Central Bank of Kenya (CBK) has continued to drain excess liquidity from the market for the second week running, signalling tough times for banks that rely on the regulator for survival.

In just two weeks, CBK has withdrawn Sh55 billion from matured reverse repurchase agreements (reverse repos), a departure from last year’s strategy where it was rolling over matured instruments to keep money in the market.

The sustained liquidity mop-up has been necessitated by the need to prop up the shilling following its free fall in recent weeks.

The regulator uses reverse repos as a monetary policy tool to provide liquidity to any lender that might be struggling with liquidity in the inter-bank market. The latest move may hit unstable banks that have relied on the regulator’s life support facility to allow them to operate amidst turmoil in the market that has seen them lose customer deposits.

“The money market was relatively tight during the week ending January 11 on account of maturing securities under Central Bank of Kenya short-term liquidity support to banks (reverse repo maturities),” said CBK in its latest statistical bulletin.

Head, banking research at Ecobank George Bodo in a commentary last week pointed out that in December, CBK’s liquidity assistance to banks hit a staggering Sh91.8 billion, compared to Sh69 billion in the preceding month.

He said in the fourth quarter, total liquidity injections into the banking sector amounted to Sh212 billion compared with just Sh92 billion in the third quarter and up from Sh191 billion recorded in 2015 and Sh551 billion last year.

This was precipitated by the collapse of Dubai, Imperial and Chase banks as well as a jittery market after malicious rumours against Prime Bank and Family Bank towards the end of the year.

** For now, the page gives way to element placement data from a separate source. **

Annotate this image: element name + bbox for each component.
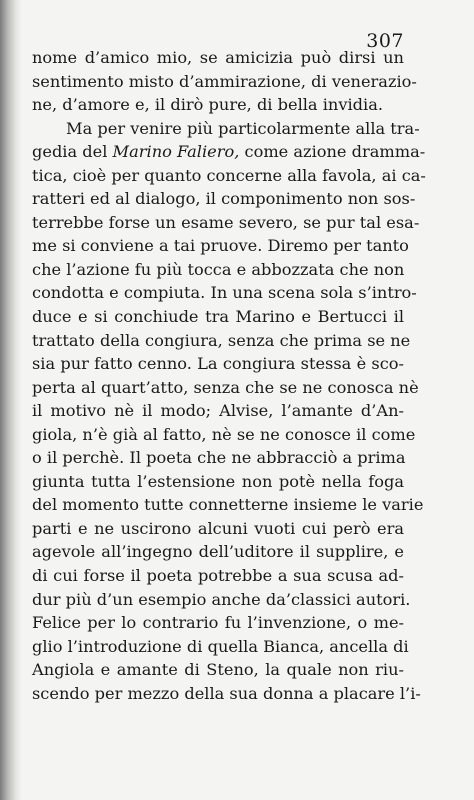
text-line: Felice per lo contrario fu l’invenzione, o me- xyxy=(32,613,404,633)
text-line: duce e si conchiude tra Marino e Bertucci il xyxy=(32,307,404,327)
text-line: il motivo nè il modo; Alvise, l’amante d’An- xyxy=(32,401,404,421)
text-line-end: come azione dramma- xyxy=(239,142,426,162)
work-title: Marino Faliero, xyxy=(112,142,240,162)
text-line xyxy=(32,140,426,164)
text-line-start: gedia del xyxy=(32,142,113,162)
body-text xyxy=(32,46,426,705)
text-line: giola, n’è già al fatto, nè se ne conosce il come xyxy=(32,424,416,444)
text-line: agevole all’ingegno dell’uditore il supplire, e xyxy=(32,542,404,562)
text-line: di cui forse il poeta potrebbe a sua scusa ad- xyxy=(32,566,404,586)
text-line: sentimento misto d’ammirazione, di venerazio- xyxy=(32,71,417,91)
text-line: me si conviene a tai pruove. Diremo per tanto xyxy=(32,236,409,256)
text-line: terrebbe forse un esame severo, se pur tal esa- xyxy=(32,212,420,232)
text-line: Angiola e amante di Steno, la quale non riu- xyxy=(32,660,404,680)
text-line: che l’azione fu più tocca e abbozzata che non xyxy=(32,259,405,279)
text-line: tica, cioè per quanto concerne alla favola, ai ca- xyxy=(32,165,426,185)
text-line: scendo per mezzo della sua donna a placare l’i- xyxy=(32,683,421,703)
page-number: 307 xyxy=(366,30,404,52)
text-line: parti e ne uscirono alcuni vuoti cui però era xyxy=(32,518,404,538)
text-line: nome d’amico mio, se amicizia può dirsi un xyxy=(32,48,404,67)
text-line: perta al quart’atto, senza che se ne conosca nè xyxy=(32,377,419,397)
text-line: glio l’introduzione di quella Bianca, ancella di xyxy=(32,636,409,656)
text-line: o il perchè. Il poeta che ne abbracciò a prima xyxy=(32,448,406,468)
text-line: del momento tutte connetterne insieme le varie xyxy=(32,495,424,515)
text-line: trattato della congiura, senza che prima se ne xyxy=(32,330,411,350)
text-line: sia pur fatto cenno. La congiura stessa è sco- xyxy=(32,354,404,374)
text-line: dur più d’un esempio anche da’classici autori. xyxy=(32,589,411,609)
text-line: ne, d’amore e, il dirò pure, di bella invidia. xyxy=(32,95,383,115)
text-line: giunta tutta l’estensione non potè nella foga xyxy=(32,471,404,491)
text-line: condotta e compiuta. In una scena sola s’intro- xyxy=(32,283,417,303)
text-line: Ma per venire più particolarmente alla tra- xyxy=(66,118,420,138)
text-line: ratteri ed al dialogo, il componimento non sos- xyxy=(32,189,416,209)
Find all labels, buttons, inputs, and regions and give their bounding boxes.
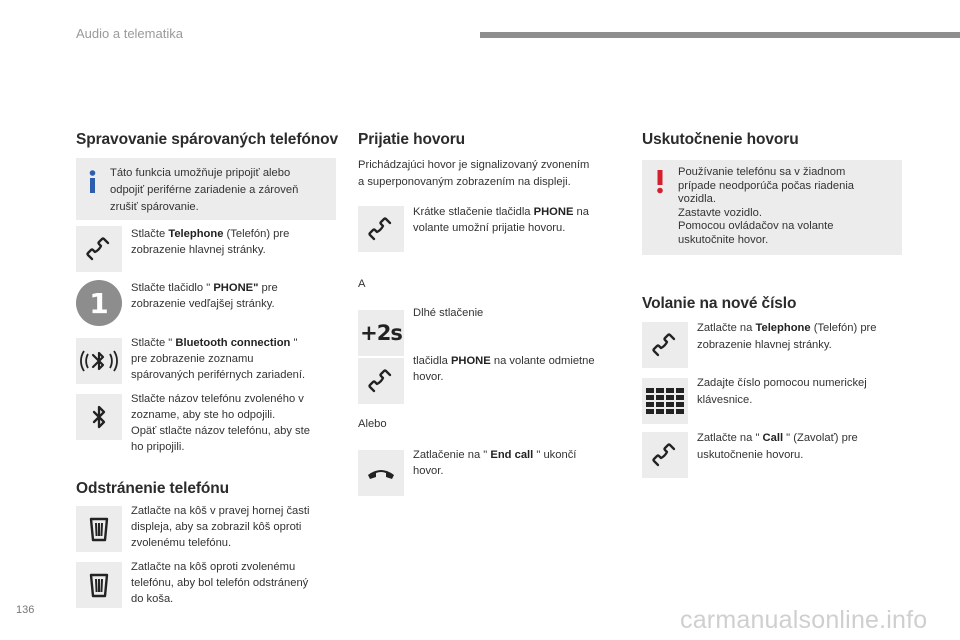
phone-handset-icon xyxy=(366,214,396,244)
step-text: na volante odmietne xyxy=(490,355,595,367)
section-title-new-number: Volanie na nové číslo xyxy=(642,295,797,312)
step-bold: PHONE xyxy=(450,355,491,367)
intro-text: a superponovaným zobrazením na displeji. xyxy=(358,176,571,188)
step-text: Stlačte " xyxy=(131,337,176,349)
phone-handset-icon xyxy=(650,330,680,360)
telephone-button-icon-box xyxy=(76,226,122,272)
bluetooth-search-icon xyxy=(79,341,119,381)
step-text: displeja, aby sa zobrazil kôš oproti xyxy=(131,521,302,533)
info-icon xyxy=(88,170,97,199)
phone-button-icon-box xyxy=(358,358,404,404)
end-call-icon-box xyxy=(358,450,404,496)
long-press-icon-box xyxy=(358,310,404,356)
two-seconds-icon: +2s xyxy=(360,321,402,345)
info-note xyxy=(76,158,336,220)
step-text: Stlačte tlačidlo " xyxy=(131,282,214,294)
trash-icon-box xyxy=(76,562,122,608)
phone-button-icon-box xyxy=(358,206,404,252)
call-button-icon-box xyxy=(642,432,688,478)
warning-line: Pomocou ovládačov na volante xyxy=(678,220,834,233)
step-text: telefónu, aby bol telefón odstránený xyxy=(131,577,309,589)
separator-a: A xyxy=(358,278,366,290)
step-text: zobrazenie vedľajšej stránky. xyxy=(131,298,275,310)
header-title: Audio a telematika xyxy=(76,26,183,41)
step-text: Zatlačte na " xyxy=(697,432,763,444)
telephone-button-icon-box xyxy=(642,322,688,368)
section-title-pairing: Spravovanie spárovaných telefónov xyxy=(76,131,339,148)
step-text: zvolenému telefónu. xyxy=(131,537,232,549)
step-text: tlačidla xyxy=(413,355,451,367)
intro-text: Prichádzajúci hovor je signalizovaný zvonením xyxy=(358,159,590,171)
step-text: hovor. xyxy=(413,465,444,477)
step-text: ho pripojili. xyxy=(131,441,185,453)
page-number: 136 xyxy=(16,604,35,616)
step-bold: Call xyxy=(762,432,784,444)
info-note-line: zrušiť spárovanie. xyxy=(110,201,199,213)
bluetooth-device-icon-box xyxy=(76,394,122,440)
warning-note xyxy=(642,160,902,255)
step-text: (Telefón) pre xyxy=(810,322,877,334)
step-text: do koša. xyxy=(131,593,174,605)
step-bold: PHONE xyxy=(533,206,574,218)
section-title-make-call: Uskutočnenie hovoru xyxy=(642,131,799,148)
warning-icon xyxy=(656,170,664,199)
warning-line: uskutočnite hovor. xyxy=(678,233,769,246)
step-text: Zatlačte na kôš v pravej hornej časti xyxy=(131,505,310,517)
trash-icon xyxy=(84,514,114,544)
step-bold: Telephone xyxy=(755,322,811,334)
separator-alebo: Alebo xyxy=(358,418,387,430)
section-title-answer-call: Prijatie hovoru xyxy=(358,131,466,148)
step-text: klávesnice. xyxy=(697,394,753,406)
trash-icon-box xyxy=(76,506,122,552)
chapter-badge: 1 xyxy=(76,280,122,326)
step-text: volante umožní prijatie hovoru. xyxy=(413,222,566,234)
header-bar xyxy=(480,32,960,38)
step-bold: PHONE" xyxy=(213,282,259,294)
warning-line: Používanie telefónu sa v žiadnom xyxy=(678,166,846,178)
long-press-label: Dlhé stlačenie xyxy=(413,307,484,319)
keypad-icon xyxy=(646,388,684,414)
step-text: Stlačte xyxy=(131,228,169,240)
step-text: Stlačte názov telefónu zvoleného v xyxy=(131,393,304,405)
info-note-line: Táto funkcia umožňuje pripojiť alebo xyxy=(110,167,291,179)
bluetooth-connection-icon-box xyxy=(76,338,122,384)
step-bold: End call xyxy=(490,449,534,461)
warning-line: Zastavte vozidlo. xyxy=(678,206,762,219)
step-text: Zadajte číslo pomocou numerickej xyxy=(697,377,867,389)
bluetooth-icon xyxy=(84,402,114,432)
step-text: zozname, aby ste ho odpojili. xyxy=(131,409,276,421)
hang-up-icon xyxy=(365,463,397,483)
step-bold: Telephone xyxy=(168,228,224,240)
warning-line: vozidla. xyxy=(678,193,716,206)
trash-icon xyxy=(84,570,114,600)
step-text: " (Zavolať) pre xyxy=(783,432,858,444)
step-text: (Telefón) pre xyxy=(223,228,290,240)
phone-handset-icon xyxy=(84,234,114,264)
step-text: pre zobrazenie zoznamu xyxy=(131,353,254,365)
step-text: spárovaných periférnych zariadení. xyxy=(131,369,306,381)
step-text: Zatlačenie na " xyxy=(413,449,491,461)
phone-handset-icon xyxy=(366,366,396,396)
section-title-remove-phone: Odstránenie telefónu xyxy=(76,480,230,497)
step-text: " xyxy=(290,337,298,349)
step-text: uskutočnenie hovoru. xyxy=(697,449,804,461)
watermark: carmanualsonline.info xyxy=(680,606,928,634)
step-text: zobrazenie hlavnej stránky. xyxy=(697,339,832,351)
step-text: Zatlačte na kôš oproti zvolenému xyxy=(131,561,296,573)
step-bold: Bluetooth connection xyxy=(175,337,291,349)
step-text: zobrazenie hlavnej stránky. xyxy=(131,244,266,256)
step-text: Opäť stlačte názov telefónu, aby ste xyxy=(131,425,310,437)
step-text: Krátke stlačenie tlačidla xyxy=(413,206,534,218)
keypad-icon-box xyxy=(642,378,688,424)
step-text: hovor. xyxy=(413,371,444,383)
warning-line: prípade neodporúča počas riadenia xyxy=(678,179,855,192)
info-note-line: odpojiť periférne zariadenie a zároveň xyxy=(110,184,299,196)
step-text: na xyxy=(573,206,589,218)
phone-handset-icon xyxy=(650,440,680,470)
step-text: pre xyxy=(258,282,278,294)
step-text: Zatlačte na xyxy=(697,322,756,334)
step-text: " ukončí xyxy=(533,449,577,461)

Data compiled from financial statements by The Standard shows eight out of 27 banks polled lost billions of shillings in customer deposits between September 2015 and September last year.

These included UBA Bank, Middle East Bank, Family bank, M-Oriental, Bank of Africa, Gulf African Bank, Jamii Bora Bank and First Community Bank. An analyst who did not want to be named said if CBK continues withdrawing liquidity support, affected banks will have to raise capital from elsewhere to survive.

“The facilities were not meant to last forever. If they cannot stand on their own after the CBK withdraws, then they would need a capital injection or would be insolvent,” the source said.

In December, SME-focused lender Jamii Bora Bank managed to raise a Sh600 million capital injection from Chicago-based private equity fund Equator Capital Partners LLC, under its ShoreCap II Fund.